Finalement, le 1er mai est daté en 1886, lorsque plusieurs centaines de milliers de travailleurs américains cessent le travail pour obtenir la journée de huit heures à l’appel de l’AFL (Fédération américaine du travail). Après la répression sanglante de cette grève des ouvriers à Chicago, le 1er mai s’inscrit dans la longue histoire de la réduction du temps de travail, portée en France après le massacre des Communards. En 1889 avant que la CGT, 1ère confédération syndicale, n’existe, le Congrès de Paris de la Deuxième Internationale socialiste reprend cette mémoire et lui donne une portée politique mondiale en faisant du 1er mai une journée de mobilisation internationale des travailleurs.
En 1891 un nouveau drame marque le mouvement ouvrier : alors que le textile est le premier secteur en nombre de salarié·es du pays (c’est aujourd’hui le cas dans le monde), lors de la manifestation du 1er mai à Fourmies, ville du Nord connue pour ses filatures, l’armée tire sur la foule faisant 10 morts dont plusieurs femmes et 2 enfants, ainsi que des dizaines de blessés en 45 secondes… Ce nouveau crime d’Etat, 20 ans après celui de la Commune de Paris, ancre la lutte le 1er mai.

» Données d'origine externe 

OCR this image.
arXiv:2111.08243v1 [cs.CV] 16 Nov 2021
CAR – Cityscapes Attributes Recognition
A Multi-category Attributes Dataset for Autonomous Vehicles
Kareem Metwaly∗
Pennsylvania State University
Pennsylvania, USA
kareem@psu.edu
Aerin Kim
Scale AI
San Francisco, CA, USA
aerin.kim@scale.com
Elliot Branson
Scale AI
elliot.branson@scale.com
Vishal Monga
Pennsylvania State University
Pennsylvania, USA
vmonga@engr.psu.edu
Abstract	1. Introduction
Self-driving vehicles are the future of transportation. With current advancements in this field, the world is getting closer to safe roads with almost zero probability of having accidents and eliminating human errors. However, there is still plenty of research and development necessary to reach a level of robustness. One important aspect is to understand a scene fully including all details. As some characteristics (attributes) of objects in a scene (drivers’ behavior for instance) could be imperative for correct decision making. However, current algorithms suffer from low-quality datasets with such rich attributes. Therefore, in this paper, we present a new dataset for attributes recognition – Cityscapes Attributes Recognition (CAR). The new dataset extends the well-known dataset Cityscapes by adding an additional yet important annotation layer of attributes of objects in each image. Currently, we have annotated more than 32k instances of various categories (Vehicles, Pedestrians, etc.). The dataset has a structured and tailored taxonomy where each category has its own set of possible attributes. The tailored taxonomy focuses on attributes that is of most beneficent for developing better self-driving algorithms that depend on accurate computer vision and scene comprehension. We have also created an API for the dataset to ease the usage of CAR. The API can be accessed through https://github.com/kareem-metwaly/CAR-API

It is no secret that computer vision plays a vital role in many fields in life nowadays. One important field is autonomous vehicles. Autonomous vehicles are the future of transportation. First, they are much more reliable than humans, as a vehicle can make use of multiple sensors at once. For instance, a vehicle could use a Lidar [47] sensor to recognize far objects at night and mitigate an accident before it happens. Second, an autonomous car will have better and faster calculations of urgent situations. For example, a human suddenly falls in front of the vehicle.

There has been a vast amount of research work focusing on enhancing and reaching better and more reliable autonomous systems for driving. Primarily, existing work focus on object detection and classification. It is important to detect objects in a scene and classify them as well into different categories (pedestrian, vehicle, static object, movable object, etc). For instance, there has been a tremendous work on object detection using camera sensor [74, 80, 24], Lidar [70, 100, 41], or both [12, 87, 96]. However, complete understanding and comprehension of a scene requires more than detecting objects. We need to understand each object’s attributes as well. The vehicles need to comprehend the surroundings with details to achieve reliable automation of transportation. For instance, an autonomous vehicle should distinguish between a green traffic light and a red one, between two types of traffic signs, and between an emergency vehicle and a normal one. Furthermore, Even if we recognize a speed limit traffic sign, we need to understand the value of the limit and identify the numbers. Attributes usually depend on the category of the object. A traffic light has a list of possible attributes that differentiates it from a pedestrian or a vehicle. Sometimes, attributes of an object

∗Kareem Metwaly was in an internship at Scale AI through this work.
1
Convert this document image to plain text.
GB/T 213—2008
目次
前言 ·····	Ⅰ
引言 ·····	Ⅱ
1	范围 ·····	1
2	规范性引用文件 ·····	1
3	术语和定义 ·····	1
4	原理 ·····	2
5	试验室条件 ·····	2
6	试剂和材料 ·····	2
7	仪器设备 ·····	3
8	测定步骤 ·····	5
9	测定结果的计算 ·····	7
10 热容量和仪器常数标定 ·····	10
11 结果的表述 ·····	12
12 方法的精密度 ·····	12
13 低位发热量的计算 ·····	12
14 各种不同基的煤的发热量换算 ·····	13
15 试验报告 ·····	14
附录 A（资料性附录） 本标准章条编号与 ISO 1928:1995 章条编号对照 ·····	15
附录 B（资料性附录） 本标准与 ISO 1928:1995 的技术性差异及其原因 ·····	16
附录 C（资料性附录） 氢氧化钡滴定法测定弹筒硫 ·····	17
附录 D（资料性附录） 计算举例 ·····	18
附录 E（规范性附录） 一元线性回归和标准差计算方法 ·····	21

Le 1er mai journée de lutte développée par La CGT
En 1906, onze ans après sa constitution et quatre ans après sa structuration telle que sont construites les confédérations, c’est à dire en rassemblant bourses du travail et fédérations professionnelles, la jeune CGT fait de cette journée le « point d’orgue de sa mobilisation en faveur de la journée de huit heures ». Dans cette période où le temps s’accélère, c’est cette même année que la CGT adopte lors de son congrès ce qui sera appelé plus tard “la charte d’Amiens”. Toujours d’actualité elle nous dit l’importance de la double besogne qui fait que notre action syndicale part toujours et d’abord des problèmes du quotidien des salariés pour arriver ensuite jusqu’à transformer la société. Cette charte dit aussi la nécessaire indépendance du syndicat à l’égard de l’Etat, du patronat, des Églises et des partis. C’est la garantie à entretenir, pour toujours continuer à défendre l’intérêt des salarié·es quelque soit les gouvernements.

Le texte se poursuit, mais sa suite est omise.